Monday, April 03, 2006

Coffee as a gateway food?

Some of you may remember that a year ago I gave up coffee. I took it black for a week (cream and sugar had been the culprit of much weight gain), then gave it up altogether (I did not adjust to the bitter taste as I thought I would). This coincided with a significant weightloss undertaking. I intended, in some grand, romantic notion of manageable tragedy, to never sip the stuff again. To love it in my memory, but to refrain from the taste from that time forward.

Not long after, realism returned, and I allowed myself to have it only ocassionally. Ocassionally turned into once a day, decaf (sometimes not)with skim or 2% milk, no sugar (except sometimes if the brew was subpar and needed the boost of sweetener).
When it was available, I used fat free half & half (and still do).
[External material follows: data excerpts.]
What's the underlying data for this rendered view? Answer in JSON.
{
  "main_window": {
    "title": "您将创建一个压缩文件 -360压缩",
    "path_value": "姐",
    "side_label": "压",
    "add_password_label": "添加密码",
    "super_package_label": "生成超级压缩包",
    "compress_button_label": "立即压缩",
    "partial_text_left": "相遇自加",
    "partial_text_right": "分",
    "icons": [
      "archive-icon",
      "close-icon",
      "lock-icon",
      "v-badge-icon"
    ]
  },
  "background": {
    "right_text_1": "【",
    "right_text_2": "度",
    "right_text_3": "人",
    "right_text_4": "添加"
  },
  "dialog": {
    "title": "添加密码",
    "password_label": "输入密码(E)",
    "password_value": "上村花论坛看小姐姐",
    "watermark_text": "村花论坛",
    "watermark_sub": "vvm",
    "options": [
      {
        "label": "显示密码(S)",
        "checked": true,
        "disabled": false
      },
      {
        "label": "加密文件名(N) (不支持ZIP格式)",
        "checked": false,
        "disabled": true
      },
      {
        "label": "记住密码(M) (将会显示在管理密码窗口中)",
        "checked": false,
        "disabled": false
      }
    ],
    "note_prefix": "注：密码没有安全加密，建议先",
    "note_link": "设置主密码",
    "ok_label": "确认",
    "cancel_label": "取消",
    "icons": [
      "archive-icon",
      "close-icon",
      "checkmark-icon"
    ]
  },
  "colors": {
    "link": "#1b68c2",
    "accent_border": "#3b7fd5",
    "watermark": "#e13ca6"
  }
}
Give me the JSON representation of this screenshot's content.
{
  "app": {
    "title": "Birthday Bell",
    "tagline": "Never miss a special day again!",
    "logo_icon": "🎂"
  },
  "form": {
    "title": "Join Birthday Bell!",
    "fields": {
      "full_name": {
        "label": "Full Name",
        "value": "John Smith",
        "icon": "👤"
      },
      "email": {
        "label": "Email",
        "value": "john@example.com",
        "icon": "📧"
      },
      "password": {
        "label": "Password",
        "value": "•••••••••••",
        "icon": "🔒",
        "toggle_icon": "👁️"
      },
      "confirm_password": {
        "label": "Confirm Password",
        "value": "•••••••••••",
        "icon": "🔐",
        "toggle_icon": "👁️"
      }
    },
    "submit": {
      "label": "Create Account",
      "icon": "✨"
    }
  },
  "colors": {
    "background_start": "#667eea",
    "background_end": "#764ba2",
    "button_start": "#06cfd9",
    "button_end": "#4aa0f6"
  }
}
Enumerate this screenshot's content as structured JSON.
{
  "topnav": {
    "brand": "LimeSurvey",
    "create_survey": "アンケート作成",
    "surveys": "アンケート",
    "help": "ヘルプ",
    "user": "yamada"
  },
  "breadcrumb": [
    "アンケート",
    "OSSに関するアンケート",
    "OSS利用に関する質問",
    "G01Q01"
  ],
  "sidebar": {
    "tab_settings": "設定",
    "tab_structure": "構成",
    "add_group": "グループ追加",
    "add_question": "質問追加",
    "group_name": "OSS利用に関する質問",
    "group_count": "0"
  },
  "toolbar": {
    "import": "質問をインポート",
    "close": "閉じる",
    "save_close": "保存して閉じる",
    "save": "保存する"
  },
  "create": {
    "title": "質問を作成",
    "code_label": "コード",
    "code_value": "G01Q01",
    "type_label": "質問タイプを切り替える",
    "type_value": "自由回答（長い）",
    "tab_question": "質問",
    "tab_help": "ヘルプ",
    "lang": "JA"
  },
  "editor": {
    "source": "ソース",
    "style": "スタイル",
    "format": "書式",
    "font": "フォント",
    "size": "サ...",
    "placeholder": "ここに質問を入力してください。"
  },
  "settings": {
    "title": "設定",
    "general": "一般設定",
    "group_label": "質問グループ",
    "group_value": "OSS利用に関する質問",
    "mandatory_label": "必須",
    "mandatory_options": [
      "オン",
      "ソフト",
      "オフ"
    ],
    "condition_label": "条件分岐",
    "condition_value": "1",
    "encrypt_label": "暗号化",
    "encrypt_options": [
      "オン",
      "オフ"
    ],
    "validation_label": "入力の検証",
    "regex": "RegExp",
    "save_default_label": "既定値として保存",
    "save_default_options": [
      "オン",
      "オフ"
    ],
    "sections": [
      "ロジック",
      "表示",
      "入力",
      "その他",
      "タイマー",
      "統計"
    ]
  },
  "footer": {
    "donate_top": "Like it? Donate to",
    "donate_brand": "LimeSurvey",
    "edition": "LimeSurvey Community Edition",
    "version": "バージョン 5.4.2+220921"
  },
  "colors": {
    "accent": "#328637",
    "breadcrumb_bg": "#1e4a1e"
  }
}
No more than one cup a day, and if so, then decaf.

Quite inexplicably but organically, I have come to prefer it black a good bit of the time, especially in the mornings.

I am taking the time to chronicle this journey because of the implications of it. With the reemergence of coffee into my landscape also came the allowance of other foods that I would have barred under the reign of green tea (which I drank religiously after coffee was banished but never grew to love).

Coffee begs the presence of luxury. Of butter. of cheese. of chocolate. of the most succulent meats. Even minimalist black, it causes my tongue to crave the sweet and the savory--whatever is most opulent among foodstuffs.

Sarah asked me, in the interest of my weightloss goals and overall health, to consider giving it up again. With the fixed return of coffee to my diet, I have also noticed a return of the general irritability that characterized my disposition before. And though coffee makes me want the richest food, it also, over time, dulls my palate, which may cause me to eat more (the quest for sensuality)...

At this time, I feel that my intake of the beverage is reasonable (not like before, when it was most certainly not). But any at all may be too much. I've made no decisions as yet, but I'm considering what this all means.